Ice Adventure: A Journey Through Frozen Scotland
- Kelly Apter
- 12 December 2017
You get a whole lot of skill for your shiver in the sub-zero temperatures of Edinburgh's latest Christmas attraction
Much as you'd like to linger, there's only so long you can spend inside the latest addition to Edinburgh's Christmas – but they're minutes well spent. With a steady temperature of -10 degrees, to keep the exhibits in tip-top condition, piling on the layers before you enter the Ice Adventure is as advisable as ensuring you're packing a camera/phone. Because, skill aside, this is one big photo opportunity from start to finish.
Five people worked on each of the ice sculptures, we're told via information panels on the way in, and it shows. Using chainsaws, chisels and hammers, they've bashed, sliced and carved their way through enormous blocks of ice to produce beautiful iconic images of Scotland's people and places.
Some are real (the new Queensferry Crossing, Robert the Bruce), some are fictional (the Loch Ness Monster, kelpies), some are generic (thistles and wildlife), but all have been carved to perfection. In particular, the branch-like antlers of the rutting stags and giant wing-span of the eagle leave you wondering at the hours of practise and training that must have preceded these pieces of work.
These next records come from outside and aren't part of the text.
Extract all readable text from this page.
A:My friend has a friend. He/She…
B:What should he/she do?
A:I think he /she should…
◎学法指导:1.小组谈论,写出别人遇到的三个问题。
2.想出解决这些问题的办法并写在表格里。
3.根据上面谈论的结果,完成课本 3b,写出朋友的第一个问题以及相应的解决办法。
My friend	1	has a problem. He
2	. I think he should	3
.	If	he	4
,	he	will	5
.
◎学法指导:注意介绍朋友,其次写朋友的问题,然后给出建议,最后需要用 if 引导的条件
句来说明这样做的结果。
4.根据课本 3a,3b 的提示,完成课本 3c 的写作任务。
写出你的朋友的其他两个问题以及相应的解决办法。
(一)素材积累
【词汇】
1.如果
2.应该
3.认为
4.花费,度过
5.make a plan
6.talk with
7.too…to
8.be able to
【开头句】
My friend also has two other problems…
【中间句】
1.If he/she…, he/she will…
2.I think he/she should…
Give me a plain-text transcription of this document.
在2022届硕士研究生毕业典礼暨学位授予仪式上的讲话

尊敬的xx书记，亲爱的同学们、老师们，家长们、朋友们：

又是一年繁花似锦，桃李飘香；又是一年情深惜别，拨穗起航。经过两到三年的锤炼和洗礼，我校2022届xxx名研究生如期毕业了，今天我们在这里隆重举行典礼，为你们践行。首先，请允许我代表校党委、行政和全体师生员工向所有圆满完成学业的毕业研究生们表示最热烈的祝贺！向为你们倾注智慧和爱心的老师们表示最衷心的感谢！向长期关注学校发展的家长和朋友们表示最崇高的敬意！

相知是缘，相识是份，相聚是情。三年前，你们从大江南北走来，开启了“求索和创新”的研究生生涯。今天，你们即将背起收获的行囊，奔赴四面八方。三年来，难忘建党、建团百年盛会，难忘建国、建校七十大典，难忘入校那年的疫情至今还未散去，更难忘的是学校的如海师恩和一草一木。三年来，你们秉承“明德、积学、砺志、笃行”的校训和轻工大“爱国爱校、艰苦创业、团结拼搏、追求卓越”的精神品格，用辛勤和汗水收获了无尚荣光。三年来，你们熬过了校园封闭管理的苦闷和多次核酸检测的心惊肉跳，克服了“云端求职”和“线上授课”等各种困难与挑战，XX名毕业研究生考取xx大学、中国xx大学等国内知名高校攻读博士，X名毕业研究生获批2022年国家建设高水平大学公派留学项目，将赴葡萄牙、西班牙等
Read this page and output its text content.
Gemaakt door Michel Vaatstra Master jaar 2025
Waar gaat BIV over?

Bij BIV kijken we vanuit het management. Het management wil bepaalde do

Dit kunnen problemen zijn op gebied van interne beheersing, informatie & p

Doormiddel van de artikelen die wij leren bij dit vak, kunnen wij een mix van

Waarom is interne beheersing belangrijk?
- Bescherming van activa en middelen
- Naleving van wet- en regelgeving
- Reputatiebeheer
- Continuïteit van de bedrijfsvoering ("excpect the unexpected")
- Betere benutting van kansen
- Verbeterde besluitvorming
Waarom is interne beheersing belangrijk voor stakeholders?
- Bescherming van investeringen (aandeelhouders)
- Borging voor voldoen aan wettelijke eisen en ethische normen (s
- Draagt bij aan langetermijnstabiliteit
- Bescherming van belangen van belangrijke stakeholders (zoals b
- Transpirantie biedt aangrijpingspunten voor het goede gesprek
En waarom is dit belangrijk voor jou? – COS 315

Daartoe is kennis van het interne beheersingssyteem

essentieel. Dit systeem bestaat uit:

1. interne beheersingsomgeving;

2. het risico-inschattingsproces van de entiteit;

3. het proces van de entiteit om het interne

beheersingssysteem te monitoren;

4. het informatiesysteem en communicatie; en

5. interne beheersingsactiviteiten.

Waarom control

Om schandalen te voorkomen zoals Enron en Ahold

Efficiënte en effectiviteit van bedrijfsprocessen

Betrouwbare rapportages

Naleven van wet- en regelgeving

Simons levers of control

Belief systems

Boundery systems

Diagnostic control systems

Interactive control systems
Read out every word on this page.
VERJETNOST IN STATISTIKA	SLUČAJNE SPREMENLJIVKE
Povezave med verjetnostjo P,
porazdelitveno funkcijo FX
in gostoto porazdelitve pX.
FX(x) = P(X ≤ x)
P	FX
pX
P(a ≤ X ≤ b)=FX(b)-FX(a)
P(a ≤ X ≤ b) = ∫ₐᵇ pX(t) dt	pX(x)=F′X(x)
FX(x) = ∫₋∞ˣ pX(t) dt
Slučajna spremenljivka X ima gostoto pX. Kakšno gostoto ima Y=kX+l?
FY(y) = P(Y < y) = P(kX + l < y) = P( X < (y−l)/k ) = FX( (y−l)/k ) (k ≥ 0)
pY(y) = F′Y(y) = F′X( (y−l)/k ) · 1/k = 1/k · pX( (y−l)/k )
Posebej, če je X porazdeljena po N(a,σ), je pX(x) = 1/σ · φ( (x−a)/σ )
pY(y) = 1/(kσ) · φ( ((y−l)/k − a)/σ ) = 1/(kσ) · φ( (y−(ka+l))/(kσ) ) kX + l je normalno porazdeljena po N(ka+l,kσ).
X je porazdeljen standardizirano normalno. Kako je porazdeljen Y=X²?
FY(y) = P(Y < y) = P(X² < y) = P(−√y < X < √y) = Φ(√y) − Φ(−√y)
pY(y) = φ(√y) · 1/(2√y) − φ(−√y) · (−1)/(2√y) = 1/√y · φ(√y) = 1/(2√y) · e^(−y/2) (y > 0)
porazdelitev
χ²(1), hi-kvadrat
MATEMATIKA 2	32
If the price (£10 / conc £7) feels steep when the duration is so short (it's hard to imagine spending longer than 20-25 minutes in there), it's worth viewing the Ice Adventure as a deposit for the memory bank (backed by photographic evidence). Younger visitors can have fun spotting the frozen squirrels, adults can warm up with a hot toddy, families can use the exhibits as a unique history lesson to talk about once you're back out in the warm (imagine that ever being the case during an Edinburgh winter) – and everyone can marvel at the craftsmanship.